“Zeus Kinker” appeared in the first online issue of Sortes on April 9, 2020 (coronavirus quarantine time). It’s about a snow-like infestation of a glittering clinking cursive word and a train to the future that runs on a circular track. Its first paragraph ends with three consecutive repetitions of the operative word.
“The Black Opal Ring,” my first published story in something like six years, appeared in Issue 13 of Miracle Monocle, University of Louisville lit mag extraordinaire, on December 2, 2019.
A longish story called “Incantation for Beard Reattachment” (title comes from this scene in Don Quixote) appeared in the Spring 2013 print issue of The Normal School (Cal State, Fresno). Not online.
A ranty little story appeared in the excellent print issue #3 of Ghost Town, edited by Kevin Moffett, published by Cal State, San Bernardino. Also online. (My ambition in life is to become immortal and then die — also to publish in every Cal State lit journal.)
A story involving virtual baseball, Atum Ra, and Thorstein Veblen was published in 2008 in the third print issue of Canteen (a beautiful now-defunct print journal of stories and essays about artistic processes that had some connection to a restaurant of the same name, I think)
A semi-illustrated story called Carry Me Father No More is at AGNI (venerable Boston University literary journal) in May 2007.

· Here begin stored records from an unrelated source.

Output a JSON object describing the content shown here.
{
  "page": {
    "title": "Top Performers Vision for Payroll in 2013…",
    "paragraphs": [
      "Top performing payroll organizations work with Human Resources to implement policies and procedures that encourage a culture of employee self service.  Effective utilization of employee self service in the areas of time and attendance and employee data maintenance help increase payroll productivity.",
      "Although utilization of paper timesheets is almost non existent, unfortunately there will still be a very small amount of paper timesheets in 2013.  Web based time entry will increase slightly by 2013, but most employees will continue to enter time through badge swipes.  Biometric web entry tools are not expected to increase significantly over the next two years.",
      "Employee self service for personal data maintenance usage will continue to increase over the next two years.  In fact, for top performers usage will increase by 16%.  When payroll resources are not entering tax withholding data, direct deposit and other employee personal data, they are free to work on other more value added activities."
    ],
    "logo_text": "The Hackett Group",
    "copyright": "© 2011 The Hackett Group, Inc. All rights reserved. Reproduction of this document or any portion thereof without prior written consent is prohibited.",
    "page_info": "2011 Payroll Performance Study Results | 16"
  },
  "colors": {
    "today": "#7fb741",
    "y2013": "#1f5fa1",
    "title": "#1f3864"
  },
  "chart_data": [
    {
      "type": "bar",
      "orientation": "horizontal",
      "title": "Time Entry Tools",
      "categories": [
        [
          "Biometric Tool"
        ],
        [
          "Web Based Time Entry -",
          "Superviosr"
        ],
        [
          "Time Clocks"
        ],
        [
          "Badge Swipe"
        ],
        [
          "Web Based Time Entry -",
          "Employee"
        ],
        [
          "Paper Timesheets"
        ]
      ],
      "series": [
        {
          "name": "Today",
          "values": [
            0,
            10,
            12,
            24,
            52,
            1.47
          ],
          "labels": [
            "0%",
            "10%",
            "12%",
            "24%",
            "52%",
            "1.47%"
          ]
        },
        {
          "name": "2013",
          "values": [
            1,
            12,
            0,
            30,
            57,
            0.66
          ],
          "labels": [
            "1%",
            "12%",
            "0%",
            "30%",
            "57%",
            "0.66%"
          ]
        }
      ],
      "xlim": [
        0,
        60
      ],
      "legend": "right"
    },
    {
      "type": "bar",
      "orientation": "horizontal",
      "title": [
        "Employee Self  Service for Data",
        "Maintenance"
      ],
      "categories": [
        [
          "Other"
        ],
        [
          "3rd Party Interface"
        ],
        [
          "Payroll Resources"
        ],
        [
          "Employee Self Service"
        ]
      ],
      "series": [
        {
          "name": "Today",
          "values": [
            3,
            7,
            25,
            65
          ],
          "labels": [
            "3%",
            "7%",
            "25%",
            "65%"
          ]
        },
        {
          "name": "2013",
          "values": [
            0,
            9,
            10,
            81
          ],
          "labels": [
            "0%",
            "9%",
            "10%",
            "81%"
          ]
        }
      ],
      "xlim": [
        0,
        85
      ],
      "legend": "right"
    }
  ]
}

Another story appeared in the 2007 Fall/Winter print edition of The Black Warrior Review (University of Alabama). In print only.

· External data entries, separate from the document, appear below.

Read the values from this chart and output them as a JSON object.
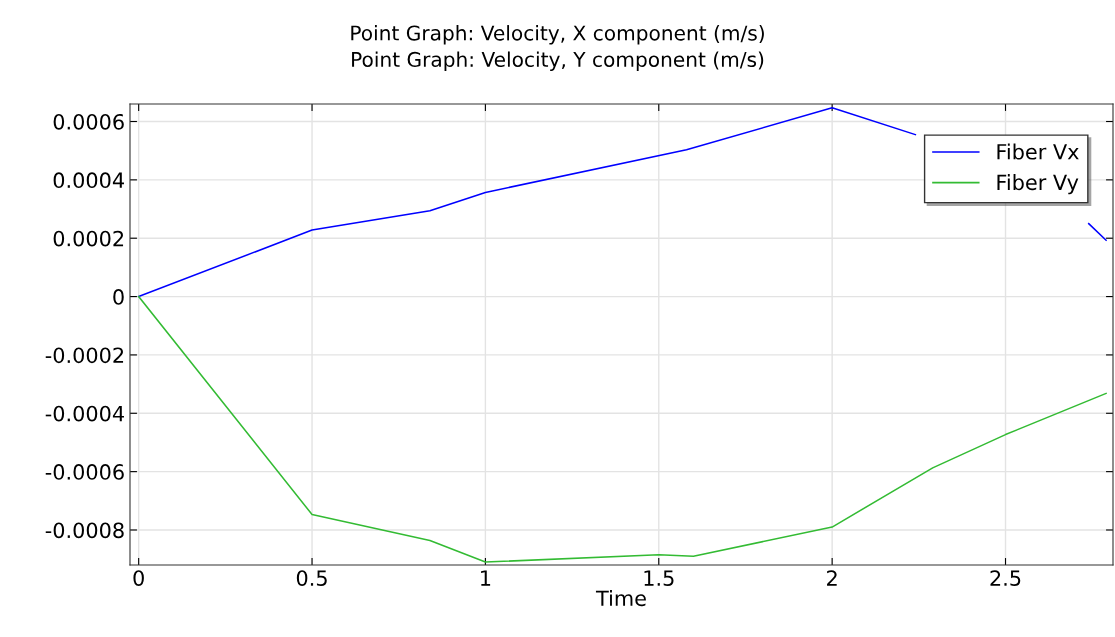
{
  "chart_data": {
    "type": "line",
    "title": "Point Graph: Velocity, X component (m/s)\nPoint Graph: Velocity, Y component (m/s)",
    "xlabel": "Time",
    "series": [
      {
        "name": "Fiber Vx",
        "color": "#0000ff",
        "x": [
          0,
          0.5,
          0.84,
          1,
          1.58,
          2,
          2.24,
          2.5,
          2.74,
          2.79
        ],
        "values": [
          0,
          0.000228,
          0.000294,
          0.000357,
          0.000503,
          0.000647,
          0.000555,
          null,
          0.00025,
          0.000193
        ]
      },
      {
        "name": "Fiber Vy",
        "color": "#33bb33",
        "x": [
          0,
          0.5,
          0.84,
          1,
          1.5,
          1.6,
          2,
          2.29,
          2.5,
          2.79
        ],
        "values": [
          0,
          -0.000747,
          -0.000836,
          -0.00091,
          -0.000885,
          -0.00089,
          -0.00079,
          -0.000587,
          -0.000473,
          -0.000332
        ]
      }
    ],
    "xlim": [
      -0.025,
      2.81
    ],
    "ylim": [
      -0.00092,
      0.00066
    ],
    "xticks": [
      0,
      0.5,
      1,
      1.5,
      2,
      2.5
    ],
    "yticks": [
      {
        "value": -0.0008,
        "label": "-0.0008"
      },
      {
        "value": -0.0006,
        "label": "-0.0006"
      },
      {
        "value": -0.0004,
        "label": "-0.0004"
      },
      {
        "value": -0.0002,
        "label": "-0.0002"
      },
      0,
      {
        "value": 0.0002,
        "label": "0.0002"
      },
      {
        "value": 0.0004,
        "label": "0.0004"
      },
      {
        "value": 0.0006,
        "label": "0.0006"
      }
    ],
    "grid": true,
    "legend": "top right",
    "line_style": "solid",
    "marker": "none"
  }
}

Select older stories, some written in the mid-to-late ’90s, appeared here:
- The Barcelona Review (also in Spanish)
- What’s Your Exit?: A Literary Detour Through New Jersey (Word Riot; 2010)
- The Encyclopedia of Exes (Three Rivers Press; 2005 — a stranger noted my contribution in a kind Amazon review)
Over the years, the first few of the current century particularly, I also posted dozens of stories and little oddities on Eyeshot including a story about a Michael Jackson impersonator in Madrid that first appeared in a 2005 print edition of Pindeldyboz. If you scroll to the end of the archive, you’ll find a lot of these early short oddities and essayettes.